Early in her life, Safaa lost both her parents and has since lived with her grandma and uncle in an economically strained and marginalised family in Cairo. When she was diagnosed with HIV a couple of years ago Safaa’s life reached a turning point, forcing her to say goodbye to her childhood and embark on a life shaped by isolation and stigmatisation.
One day, Safaa, suffering from severe toothache and in increasing pain, rushed with her uncle to several dentists. They all sympathised, but as soon as her uncle informed them of her HIV status they refused to extract the infected tooth or intervene in any way.
“Desperate, I extracted Safaa’s tooth myself”, said her uncle to a social worker visiting Safaa a few days ago. This is a shocking story, but a real one.
According to UNAIDS, around 500 children are living with HIV in Egypt, with many more hidden by social stigma. Safaa’s toothache story made me wonder: how can the voices of such a marginalised, highly stigmatised and vulnerable section of the population be brought into the light, heard and taken into account by healthcare policy makers? How can this ensure that they get full access to healthcare services without any kind of discrimination?

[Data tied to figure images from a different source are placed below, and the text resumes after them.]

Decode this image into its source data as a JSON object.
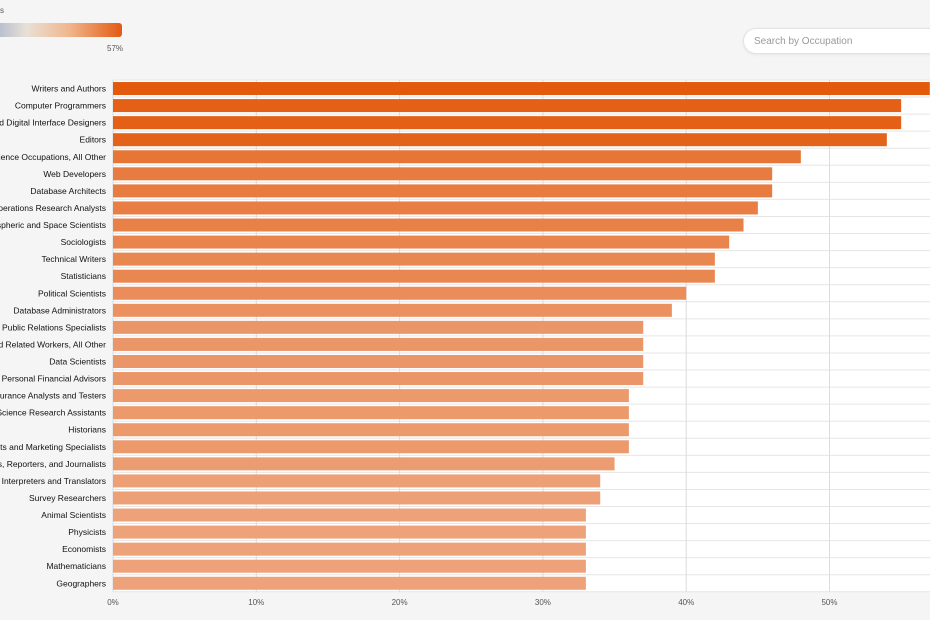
{
  "legend": {
    "top_label": "s",
    "max_label": "57%"
  },
  "search": {
    "placeholder": "Search by Occupation"
  },
  "chart_data": {
    "type": "bar",
    "orientation": "horizontal",
    "categories": [
      "Writers and Authors",
      "Computer Programmers",
      "and Digital Interface Designers",
      "Editors",
      "Science Occupations, All Other",
      "Web Developers",
      "Database Architects",
      "Operations Research Analysts",
      "nospheric and Space Scientists",
      "Sociologists",
      "Technical Writers",
      "Statisticians",
      "Political Scientists",
      "Database Administrators",
      "Public Relations Specialists",
      "and Related Workers, All Other",
      "Data Scientists",
      "Personal Financial Advisors",
      "ssurance Analysts and Testers",
      "al Science Research Assistants",
      "Historians",
      "ysts and Marketing Specialists",
      "sts, Reporters, and Journalists",
      "Interpreters and Translators",
      "Survey Researchers",
      "Animal Scientists",
      "Physicists",
      "Economists",
      "Mathematicians",
      "Geographers"
    ],
    "values": [
      57,
      55,
      55,
      54,
      48,
      46,
      46,
      45,
      44,
      43,
      42,
      42,
      40,
      39,
      37,
      37,
      37,
      37,
      36,
      36,
      36,
      36,
      35,
      34,
      34,
      33,
      33,
      33,
      33,
      33
    ],
    "x_ticks": [
      "0%",
      "10%",
      "20%",
      "30%",
      "40%",
      "50%"
    ],
    "xlim": [
      0,
      57
    ],
    "color_scale": {
      "min_color": "#eda27a",
      "max_color": "#e35a0d"
    },
    "grid": true
  }
}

Meeting the Sustainable Development Goals (SDGs)
With current global discussions around the SDGs, the previous question links directly to SDG 3 “Ensure healthy lives and promote well-being for all at all ages” and its eighth target “Achieve universal health coverage, including financial risk protection, access to quality essential health-care services and access to safe, effective, quality and affordable essential medicines and vaccines for all”
The Center for Development Services (CDS) is currently working on a unique initiative, in collaboration with the UNICEF Egypt Country Office, to understand and address the needs and aspirations of Children and Adolescents living with HIV (+CHAD). The question of how to ensure and sustain the long term access of this marginalized group to decent healthcare services was always a hard one to answer given that the healthcare agenda in Egypt is full of other priorities.
Furthermore, people living with HIV in Egypt suffer a high level of negative social stigma even at the level of healthcare service provision. This stigma and de-prioritisation has deeply hindered equitable access, and quality of services provided, to this group.
As part of the Participate initiative our analysis is that SDG 16 “Promote peaceful and inclusive societies for sustainable development, provide access to justice for all and build effective, accountable and inclusive institutions at all levels” provides an important platform to respond to this issue, specifically its seventh target “Ensure responsive, inclusive, participatory and representative decision-making at all levels”.
Participatory monitoring and accountability
CDS believes that an effective participatory monitoring and accountability (PMA) process would provide opportunities for +CHAD and their caregivers to voice their needs and interests, reduce their suffering, improve the services they receive and help mitigate the health hazards associate with HIV. This process involves nurturing a collective of +CHAD and their caregivers. With the support of an alliance of actors we aim to inform the relevant government bodies and decision-makers of access problems and service quality, ultimately to enhance their accountability for improved services to +CHAD.
Using Digital Storytelling to support change
To support this process we are developing an approach called Collective Digital Storytelling (CDST), which aims to visualise the +CHAD experiences and realities in a manner that is ethical, empowering and collective at the same time. In creating a space and process for +CHAD and their families to express how they experience care, the lived experiences of +CHAD and their caregivers will be located in the heart of advocacy to influence change in health service provision.
The CDST process itself is expected to impact the lives of +CHAD participants, through a creative and novel participatory experience that allows them to express their own realities living with a chronic illness. Importantly, the process will also engage +CHAD caregivers: important actors who influence the lives of this group and the possibilities of positive change.
The relationships between +CHAD and their caregivers form a crucial alliance, which will also be investigated as part of the PMA process. Creating a sense of collectiveness in the storytelling will accordingly steer and shape the advocacy discussion in the context of health care delivery for children living with HIV/AIDS. The children, adolescents and their families will visualise their own experiences through the CDST which is an engaging structured activity.
We are excited about this initiative and eager to share with you our progress in a series of critical reflection blogs. However, we cannot conclude this discussion without highlighting that challenging and shifting discriminatory social norms and stigma is central to this process, as those who are answerable for the access and quality of services provided to +CHAD are themselves sometimes prejudiced against this group.
Hence the question remains, to what extent will this approach be effective? Will the accountability mechanisms and drivers be different given the social circumstances? Central to our work therefore is understanding how and why participatory monitoring and accountability approaches that promote the engagement and voice of marginalised youth can find traction in such a complex social and political context.